A car of 800 kg is taking a turn on a banked road of radius 300 m and angle of banking 30°. If the coefficient of static friction is 0.2, then the maximum speed with which the car can negotiate the turn safely: (Given $g = 10 \, \text{m/s}^2$, $\sqrt{3} = 1.73$).

• A. 70.4 m/s
• B. 51.4 m/s
• C. 264 m/s
• D. 102.8 m/s

Answer 1

The Correct Option is B

This problem requires determining the maximum safe velocity for a car traversing a banked circular curve, taking into account gravitational force, the normal reaction force, and static friction.

Concept Utilized:

During a car's movement around a banked turn, the required centripetal force is supplied by the horizontal components of both the normal force and the frictional force. For the car to maintain the maximum safe speed (\(v_{\text{max}}\)), it tends to slide upwards along the incline.
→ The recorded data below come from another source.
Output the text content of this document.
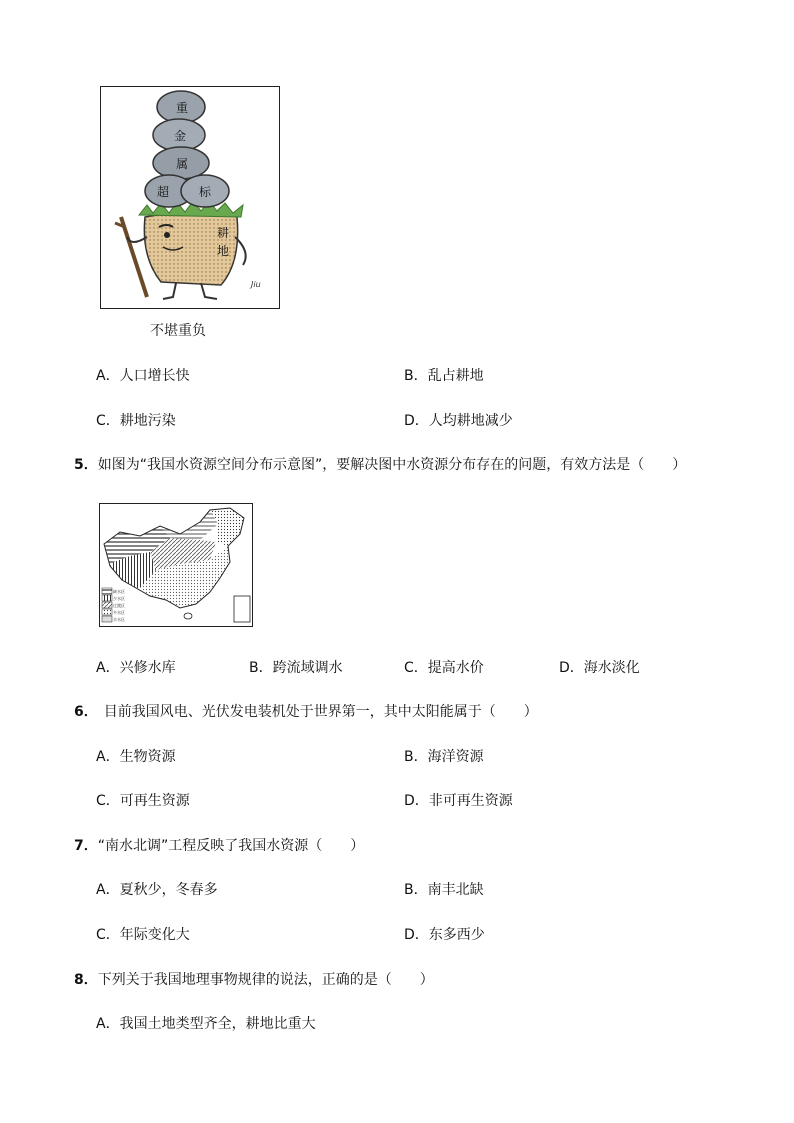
重
金
属
超 标
耕
地
Jiu
不堪重负
A．人口增长快	B．乱占耕地
C．耕地污染	D．人均耕地减少
5．如图为“我国水资源空间分布示意图”，要解决图中水资源分布存在的问题，有效方法是（　　）
缺水区
少水区
过渡区
多水区
丰水区
A．兴修水库	B．跨流域调水	C．提高水价	D．海水淡化
6． 目前我国风电、光伏发电装机处于世界第一，其中太阳能属于（　　）
A．生物资源	B．海洋资源
C．可再生资源	D．非可再生资源
7．“南水北调”工程反映了我国水资源（　　）
A．夏秋少，冬春多	B．南丰北缺
C．年际变化大	D．东多西少
8．下列关于我国地理事物规律的说法，正确的是（　　）
A．我国土地类型齐全，耕地比重大
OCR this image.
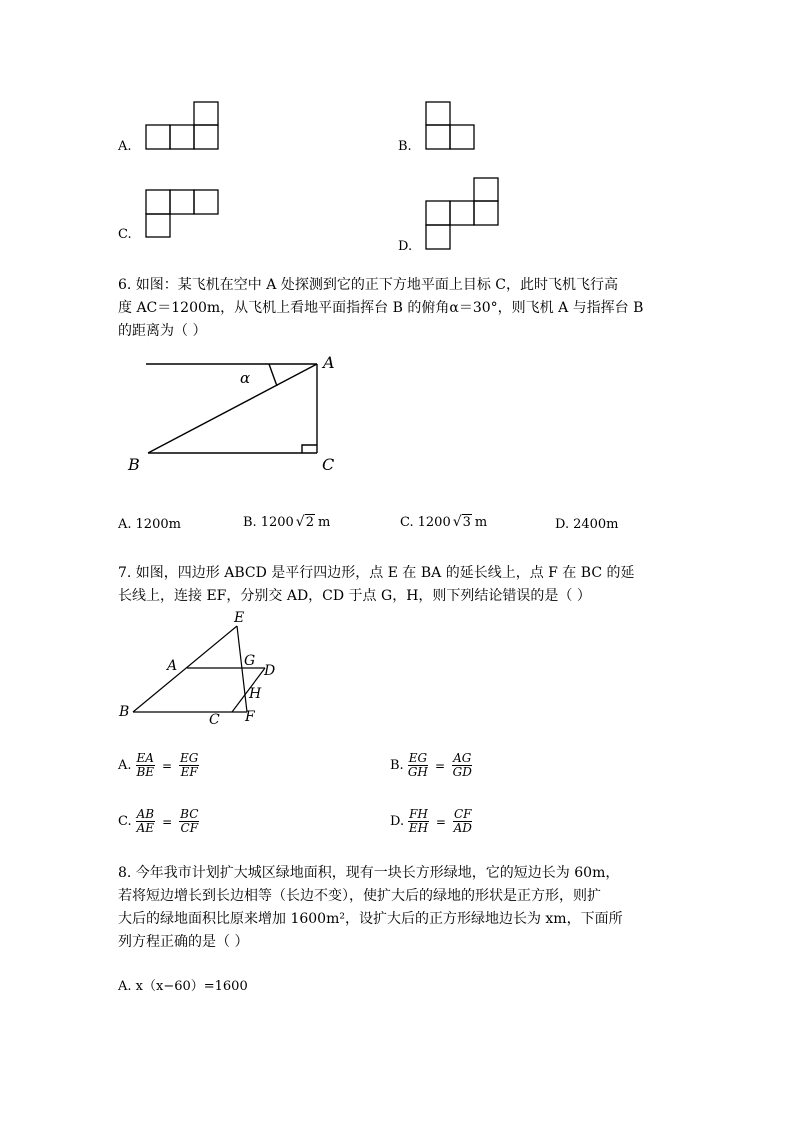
A.	B.
C.
D.
6. 如图：某飞机在空中 A 处探测到它的正下方地平面上目标 C，此时飞机飞行高
度 AC＝1200m，从飞机上看地平面指挥台 B 的俯角α＝30°，则飞机 A 与指挥台 B
的距离为（ ）
A
B	C
α
A. 1200m	B. 1200 √2 m	C. 1200 √3 m	D. 2400m
7. 如图，四边形 ABCD 是平行四边形，点 E 在 BA 的延长线上，点 F 在 BC 的延
长线上，连接 EF，分别交 AD，CD 于点 G，H，则下列结论错误的是（ ）
E
A	G
D
H
B	C F
A. $\frac{EA}{BE} = \frac{EG}{EF}$	B. $\frac{EG}{GH} = \frac{AG}{GD}$
C. $\frac{AB}{AE} = \frac{BC}{CF}$	D. $\frac{FH}{EH} = \frac{CF}{AD}$
8. 今年我市计划扩大城区绿地面积，现有一块长方形绿地，它的短边长为 60m，
若将短边增长到长边相等（长边不变），使扩大后的绿地的形状是正方形，则扩
大后的绿地面积比原来增加 1600m²，设扩大后的正方形绿地边长为 xm，下面所
列方程正确的是（ ）
A. x（x−60）=1600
Consequently, the static friction force (\(f_s\)) acts downwards along the incline.

By achieving equilibrium in the vertical forces and equating the net horizontal force to the centripetal force required (\( \frac{mv^2}{R} \)), the formula for the maximum safe speed is derived:

\[v_{\text{max}} = \sqrt{gR \left( \frac{\mu_s + \tan \theta}{1 - \mu_s \tan \theta} \right)}\]

where:

• \(g\) represents the acceleration due to gravity.
• \(R\) denotes the radius of the turn.
• \(\mu_s\) is the coefficient of static friction.
• \(\theta\) signifies the angle of banking.

Step-by-Step Solution:

Step 1: Enumerate the provided parameters.

• Car's mass, \(m = 800 \, \text{kg}\) (Note: mass is irrelevant to the final calculation as it cancels out).
• Curve radius, \(R = 300 \, \text{m}\).
• Banking angle, \(\theta = 30^\circ\).
• Static friction coefficient, \(\mu_s = 0.2\).
• Gravitational acceleration, \(g = 10 \, \text{m/s}^2\).
• Given value, \(\sqrt{3} = 1.73\).

Step 2: Compute the value of \(\tan\theta\).

\[\tan \theta = \tan 30^\circ = \frac{1}{\sqrt{3}} = \frac{1}{1.73} \approx 0.578\]

Step 3: Insert the given values into the maximum speed formula.

\[v_{\text{max}} = \sqrt{10 \times 300 \left( \frac{0.2 + 0.578}{1 - 0.2 \times 0.578} \right)}\]

Step 4: Execute the numerical computation sequentially.

First, calculate the value of the expression within the parentheses:

\[\text{Numerator} = 0.2 + 0.578 = 0.778\]\[\text{Denominator} = 1 - (0.2 \times 0.578) = 1 - 0.1156 = 0.8844\]\[\frac{\text{Numerator}}{\text{Denominator}} = \frac{0.778}{0.8844} \approx 0.8797\]

Now, substitute this result back into the primary equation:

\[v_{\text{max}} = \sqrt{3000 \times 0.8797}\]\[v_{\text{max}} = \sqrt{2639.1}\]

Step 5: Calculate the final maximum speed value.

\[v_{\text{max}} \approx 51.37 \, \text{m/s}\]

Rounding to one decimal place yields 51.4 m/s.

The maximum velocity at which the car can safely navigate the turn is approximately 51.4 m/s.